Now, back to the bunker I built.
There have been times where I’ve shuttered myself off from everyone and that was a bad idea. I thought I was the smartest person in the room and that there was no room for personal improvement. My ideas were the best and your ideas sucked. Sometimes it was true, most of the time, it was not.
Jeff says in the book
The Starving Artist works alone.
The Thriving Artist collaborates with others.
Jeff tells the story of the C.S. Lewis quote that he made about J.R.R Tolkien,
“No one ever influenced Tolkien,”he said. “You might as well try to influence a Bandersnatch.” A Bandersnatch is a mythical creature that appears in Through the Looking Glass. It’s an irritable monster, not a creature you’d want to tangle with and certainly not one you could easily “influence.”
This could not be further from the truth. Both Tolkien and Lewis as well as 17 others met at a local pub for 17 years and shared their idea, their projects, and their dreams. They were dubbed or dubbed themselves The Inklings.
One day, Tolkien became bored with writing about the Hobbit and shared this with Lewis who said,
“The problem,” Lewis replied, “is that hobbits are only inter- esting when they’re in un-hobbit-like situations.” That was all he needed to say.
Tolkien went on to write Lord of the Rings.
If great work and ideas comes from collaboration, why don’t youth workers do more of it?
These were the self limiting beliefs that held me back from collaborating
My idea is the best and cannot be improved upon
I don’t want to work with so and so because we are different denominations
They probably don’t want to work with me anyway because we are in different churches.

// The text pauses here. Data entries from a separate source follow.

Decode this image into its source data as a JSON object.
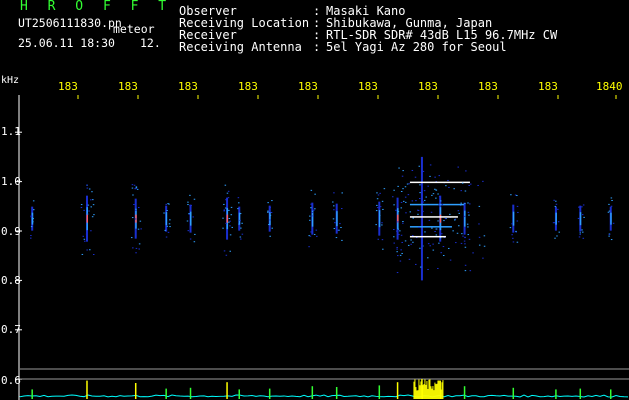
{
  "header": {
    "program": "H R O F F T",
    "filename": "UT2506111830.pn",
    "filename_suffix": "meteor",
    "timestamp": "25.06.11 18:30",
    "timestamp_suffix": "12."
  },
  "info": [
    {
      "label": "Observer",
      "sep": ":",
      "value": "Masaki Kano"
    },
    {
      "label": "Receiving Location",
      "sep": ":",
      "value": "Shibukawa, Gunma, Japan"
    },
    {
      "label": "Receiver",
      "sep": ":",
      "value": "RTL-SDR SDR# 43dB L15 96.7MHz CW"
    },
    {
      "label": "Receiving Antenna",
      "sep": ":",
      "value": "5el Yagi Az 280 for Seoul"
    }
  ],
  "axis": {
    "y_unit": "kHz",
    "x_ticks": [
      "183",
      "183",
      "183",
      "183",
      "183",
      "183",
      "183",
      "183",
      "183",
      "1840"
    ],
    "y_ticks": [
      "1.1",
      "1.0",
      "0.9",
      "0.8",
      "0.7",
      "0.6"
    ]
  },
  "colors": {
    "text": "#ffffff",
    "x_tick": "#ffff00",
    "title": "#33ff33",
    "signal_dark": "#1a2fd0",
    "signal_mid": "#2fa0ff",
    "signal_hot": "#ffffff",
    "trace_green": "#33ff33",
    "trace_cyan": "#00ffff",
    "trace_yellow": "#ffff00"
  },
  "spectrogram": {
    "baseline_khz": 0.925,
    "events": [
      {
        "t": 0.02,
        "strength": 0.35,
        "spread": 0.03
      },
      {
        "t": 0.11,
        "strength": 0.9,
        "spread": 0.08
      },
      {
        "t": 0.19,
        "strength": 0.75,
        "spread": 0.06
      },
      {
        "t": 0.24,
        "strength": 0.4,
        "spread": 0.04
      },
      {
        "t": 0.28,
        "strength": 0.45,
        "spread": 0.05
      },
      {
        "t": 0.34,
        "strength": 0.8,
        "spread": 0.06
      },
      {
        "t": 0.36,
        "strength": 0.35,
        "spread": 0.03
      },
      {
        "t": 0.41,
        "strength": 0.4,
        "spread": 0.04
      },
      {
        "t": 0.48,
        "strength": 0.55,
        "spread": 0.05
      },
      {
        "t": 0.52,
        "strength": 0.5,
        "spread": 0.06
      },
      {
        "t": 0.59,
        "strength": 0.6,
        "spread": 0.06
      },
      {
        "t": 0.62,
        "strength": 0.8,
        "spread": 0.07
      },
      {
        "t": 0.66,
        "strength": 1.0,
        "spread": 0.18
      },
      {
        "t": 0.69,
        "strength": 0.9,
        "spread": 0.12
      },
      {
        "t": 0.73,
        "strength": 0.55,
        "spread": 0.06
      },
      {
        "t": 0.81,
        "strength": 0.45,
        "spread": 0.05
      },
      {
        "t": 0.88,
        "strength": 0.35,
        "spread": 0.04
      },
      {
        "t": 0.92,
        "strength": 0.4,
        "spread": 0.04
      },
      {
        "t": 0.97,
        "strength": 0.35,
        "spread": 0.04
      }
    ]
  }
}
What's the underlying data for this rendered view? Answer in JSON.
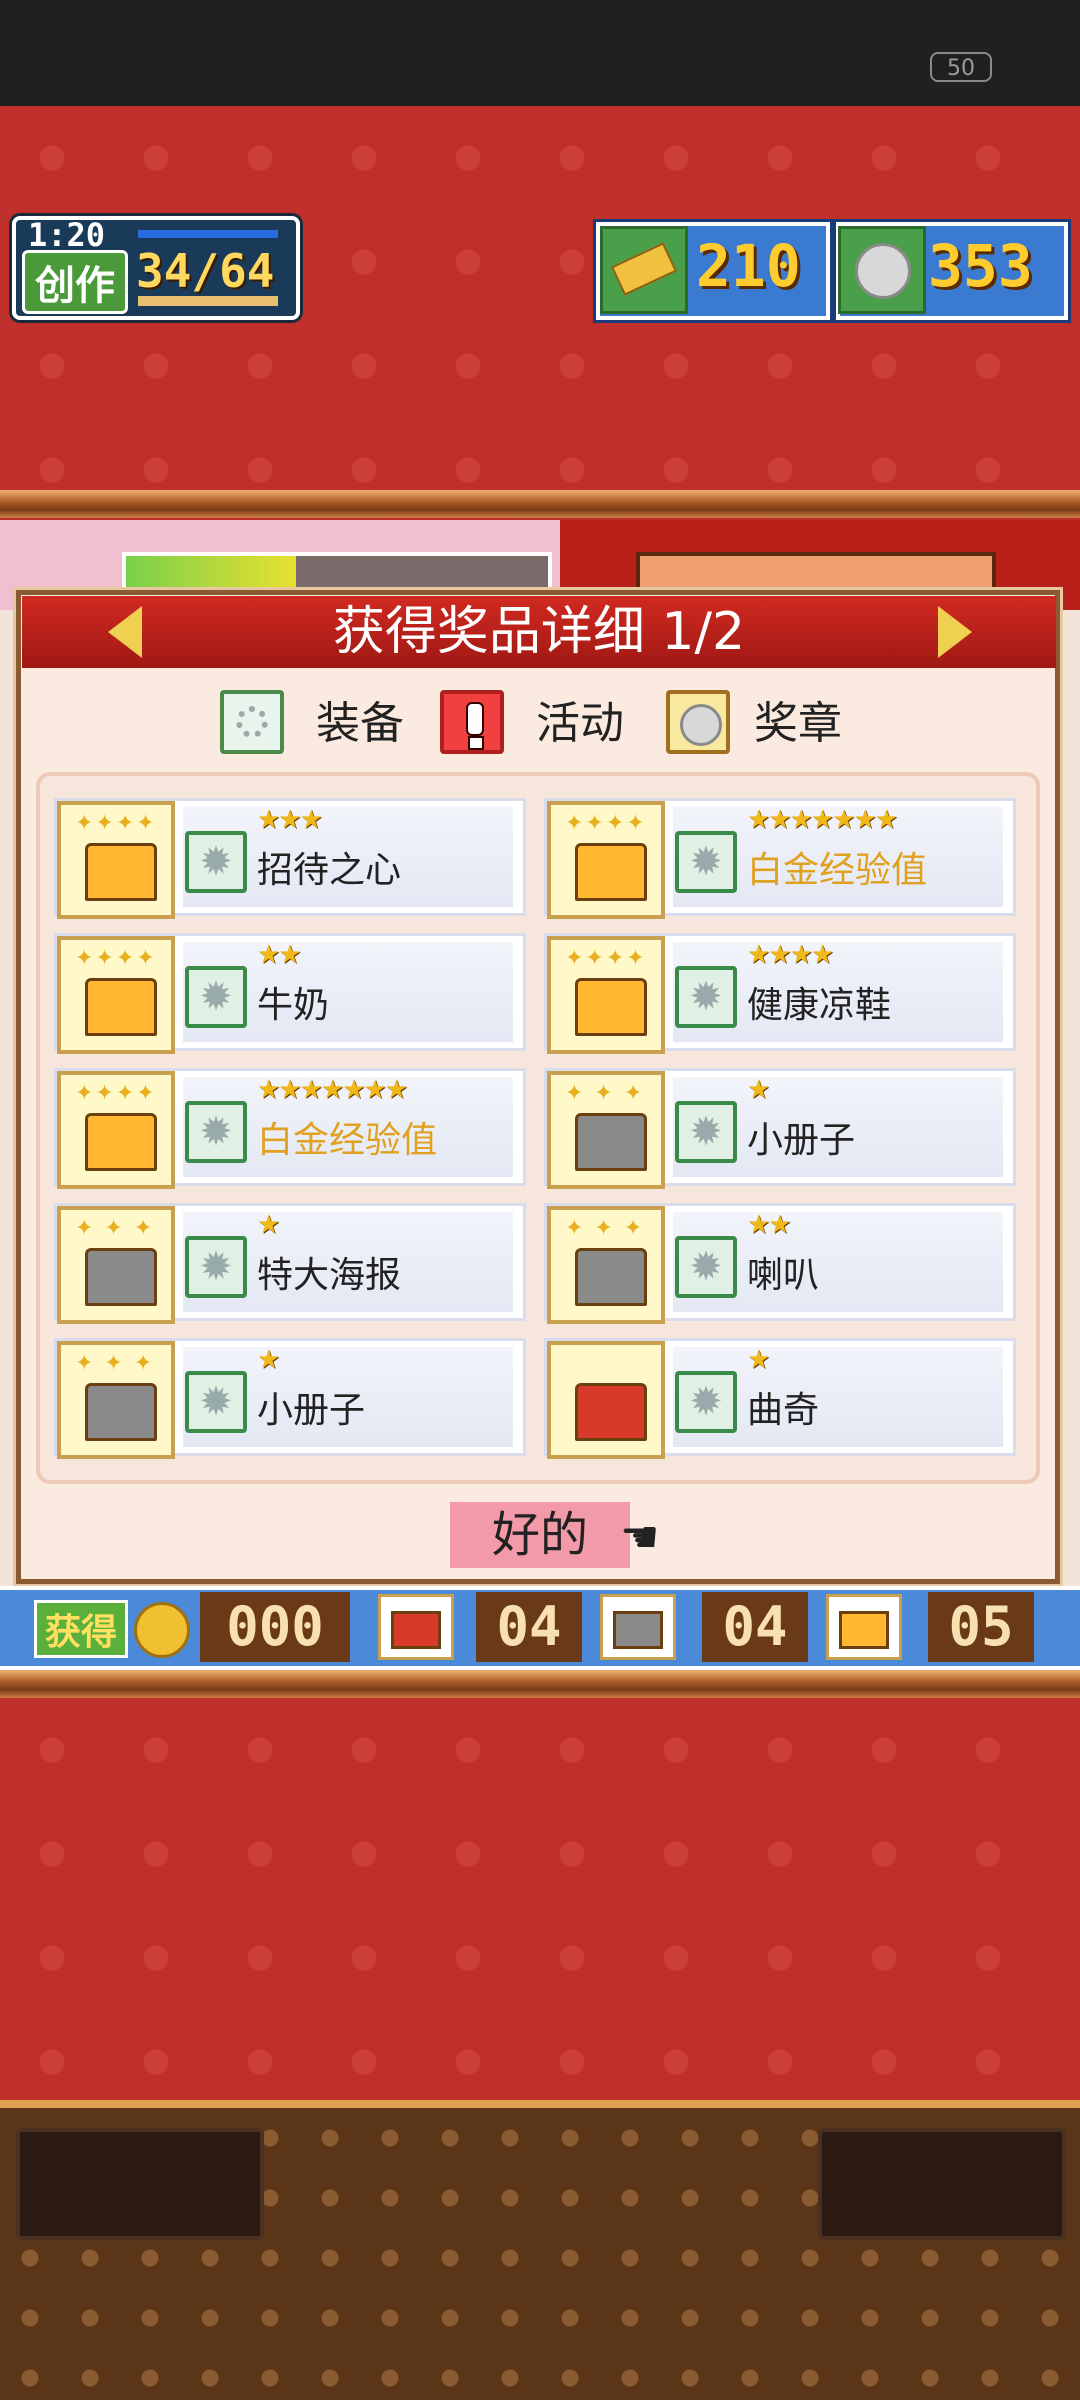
{
  "status_bar": {
    "battery": "50"
  },
  "hud": {
    "time": "1:20",
    "mode_label": "创作",
    "progress": "34/64",
    "currencies": [
      {
        "icon": "gold-bar-icon",
        "value": "210"
      },
      {
        "icon": "silver-medal-icon",
        "value": "353"
      }
    ]
  },
  "dialog": {
    "title": "获得奖品详细 1/2",
    "legend": [
      {
        "icon": "gear-icon",
        "label": "装备"
      },
      {
        "icon": "exclamation-icon",
        "label": "活动"
      },
      {
        "icon": "medal-icon",
        "label": "奖章"
      }
    ],
    "items": [
      {
        "chest": "gold",
        "stars": "★★★",
        "name": "招待之心",
        "highlight": false
      },
      {
        "chest": "gold",
        "stars": "★★★★★★★",
        "name": "白金经验值",
        "highlight": true
      },
      {
        "chest": "gold",
        "stars": "★★",
        "name": "牛奶",
        "highlight": false
      },
      {
        "chest": "gold",
        "stars": "★★★★",
        "name": "健康凉鞋",
        "highlight": false
      },
      {
        "chest": "gold",
        "stars": "★★★★★★★",
        "name": "白金经验值",
        "highlight": true
      },
      {
        "chest": "silver",
        "stars": "★",
        "name": "小册子",
        "highlight": false
      },
      {
        "chest": "silver",
        "stars": "★",
        "name": "特大海报",
        "highlight": false
      },
      {
        "chest": "silver",
        "stars": "★★",
        "name": "喇叭",
        "highlight": false
      },
      {
        "chest": "silver",
        "stars": "★",
        "name": "小册子",
        "highlight": false
      },
      {
        "chest": "red",
        "stars": "★",
        "name": "曲奇",
        "highlight": false
      }
    ],
    "ok_label": "好的"
  },
  "counter_bar": {
    "label": "获得",
    "coin_count": "000",
    "red_chest_count": "04",
    "silver_chest_count": "04",
    "gold_chest_count": "05"
  },
  "colors": {
    "accent_red": "#c0302a",
    "gold_text": "#e0a020",
    "ok_button": "#f29aa8"
  }
}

They’ll think I’m trying to steal their kids.
I’m in a smaller church, why would they want to work tougher, they have all the resources they need.
God will make this happen if He want it to happen.
The best things I’ve ever created was because of collaborations.
Networking on Facebook, led me to connect with Ryan Latham who became my co-author for our first published book Prepared for Impact. We collaborated and produced something pretty cool that helps youth workers plan better.
The events I’m the most proud of were the results of a bunch of neighborhood youth workers getting together and deciding that their were no walls between us. By collaborating with other youth workers, we’ve clothed the homeless, fed the hungry, pulled off great concerts and events like See You At The Pole Rally’s.
I met my friend Dave Weiss as part of a collective team called The Write Group. He’s a great artist and cartoonist. We’ve collaborated several times on different project and created Insta-Mission Devotions, a series of devotions to use on mission trips.
Pre-internet, I had to make phone calls to find a network or call some of my youth worker friends to get ideas. Now, I just go to Facebook and join a group to receive feedback on whatever I happen to be working on.
Let me say it clearly, you cannot do youth ministry alone and thrive. Whether it’s collaborating with other ministries in your church, other youth workers in your area, or with others online to create or flesh out the kind of youth program ideas God has placed upon your heart.
You may get your best idea alone, in the shower, but that idea needs help and that comes from collaborating with others. The final iteration of your idea will become what it should be because of others.